Le texte pose donc deux critères cumulatifs pour que la responsabilité de plein droit s'applique : l'un juridique (l'exercice de l'autorité parentale), l'autre en principe matériel (l'enfant habitant avec ses parents).
Lorsque les deux parents exercent conjointement l'autorité parentale mais que la résidence habituelle de l'enfant a été fixée chez l'un des deux, l'autre n'exerçant qu'un droit de visite et d'hébergement, seul le parent chez qui la résidence habituelle a été fixée sera responsable de plein droit des dommages causés par son enfant mineur, l'autre parent ne relevant pas de l'article 1384 du Code civil (2).

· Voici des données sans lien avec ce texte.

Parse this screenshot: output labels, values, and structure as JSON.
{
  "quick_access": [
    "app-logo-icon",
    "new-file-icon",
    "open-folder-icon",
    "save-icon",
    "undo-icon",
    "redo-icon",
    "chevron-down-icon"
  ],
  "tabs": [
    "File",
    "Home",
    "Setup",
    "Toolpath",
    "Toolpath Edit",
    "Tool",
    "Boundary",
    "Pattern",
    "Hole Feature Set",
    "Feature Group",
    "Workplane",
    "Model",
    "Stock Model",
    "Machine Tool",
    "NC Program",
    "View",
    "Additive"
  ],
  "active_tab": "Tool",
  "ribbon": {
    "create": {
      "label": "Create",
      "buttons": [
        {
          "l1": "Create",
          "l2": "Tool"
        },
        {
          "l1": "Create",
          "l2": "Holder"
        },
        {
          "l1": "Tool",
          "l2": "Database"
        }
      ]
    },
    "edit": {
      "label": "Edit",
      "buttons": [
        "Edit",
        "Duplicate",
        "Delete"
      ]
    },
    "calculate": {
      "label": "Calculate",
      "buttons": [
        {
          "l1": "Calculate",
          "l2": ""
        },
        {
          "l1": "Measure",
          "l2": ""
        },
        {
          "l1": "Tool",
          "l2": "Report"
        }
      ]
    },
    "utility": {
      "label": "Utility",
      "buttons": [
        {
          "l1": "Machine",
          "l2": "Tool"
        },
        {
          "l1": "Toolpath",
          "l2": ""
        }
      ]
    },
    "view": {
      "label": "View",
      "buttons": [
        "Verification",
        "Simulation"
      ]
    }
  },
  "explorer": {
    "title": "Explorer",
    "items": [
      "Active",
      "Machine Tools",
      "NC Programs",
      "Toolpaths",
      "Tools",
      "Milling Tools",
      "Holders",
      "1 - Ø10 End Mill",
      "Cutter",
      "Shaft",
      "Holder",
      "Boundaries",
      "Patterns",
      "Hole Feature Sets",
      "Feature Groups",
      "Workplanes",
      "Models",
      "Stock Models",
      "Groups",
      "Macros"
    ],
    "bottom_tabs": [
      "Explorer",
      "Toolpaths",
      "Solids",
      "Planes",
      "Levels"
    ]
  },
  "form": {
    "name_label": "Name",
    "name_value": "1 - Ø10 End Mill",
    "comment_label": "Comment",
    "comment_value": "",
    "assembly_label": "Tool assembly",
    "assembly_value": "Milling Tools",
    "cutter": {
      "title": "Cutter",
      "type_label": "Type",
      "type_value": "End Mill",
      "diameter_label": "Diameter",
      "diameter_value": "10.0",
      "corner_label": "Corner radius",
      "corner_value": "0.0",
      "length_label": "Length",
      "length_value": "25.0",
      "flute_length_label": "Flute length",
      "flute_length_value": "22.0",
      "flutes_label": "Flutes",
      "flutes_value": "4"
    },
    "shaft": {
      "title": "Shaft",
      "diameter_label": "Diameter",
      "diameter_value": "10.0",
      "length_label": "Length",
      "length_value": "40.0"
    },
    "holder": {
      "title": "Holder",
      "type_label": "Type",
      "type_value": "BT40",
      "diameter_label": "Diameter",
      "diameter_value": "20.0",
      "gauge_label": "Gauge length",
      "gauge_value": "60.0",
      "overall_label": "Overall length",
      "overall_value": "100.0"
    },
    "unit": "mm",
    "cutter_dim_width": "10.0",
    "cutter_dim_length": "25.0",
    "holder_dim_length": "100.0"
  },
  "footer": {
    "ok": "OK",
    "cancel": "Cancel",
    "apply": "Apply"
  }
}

On sait que le critère de la "cohabitation" est devenu, pour l'essentiel, juridique dans la mesure où c'est bien la localisation de la résidence habituelle de l'enfant, par la loi ou une décision de justice, qui détermine l'application de l'article 1384, alinéa 4, du Code civil, le fait que l'enfant réside la majeure partie de son temps hors du domicile de ce parent, notamment parce qu'il aurait été confié aux grands-parents (3) ou à un internat (4), n'étant pas de nature à faire disparaître la cohabitation (5).
C'est ce que confirme, sans surprise, ce nouvel arrêt rendu par la Chambre criminelle de la Cour de cassation : "la responsabilité de plein droit prévue par le premier de ces textes incombe au seul parent chez lequel la résidence habituelle de l'enfant a été fixée, quand bien même l'autre parent, bénéficiaire d'un droit de visite et d'hébergement, exercerait conjointement l'autorité parentale".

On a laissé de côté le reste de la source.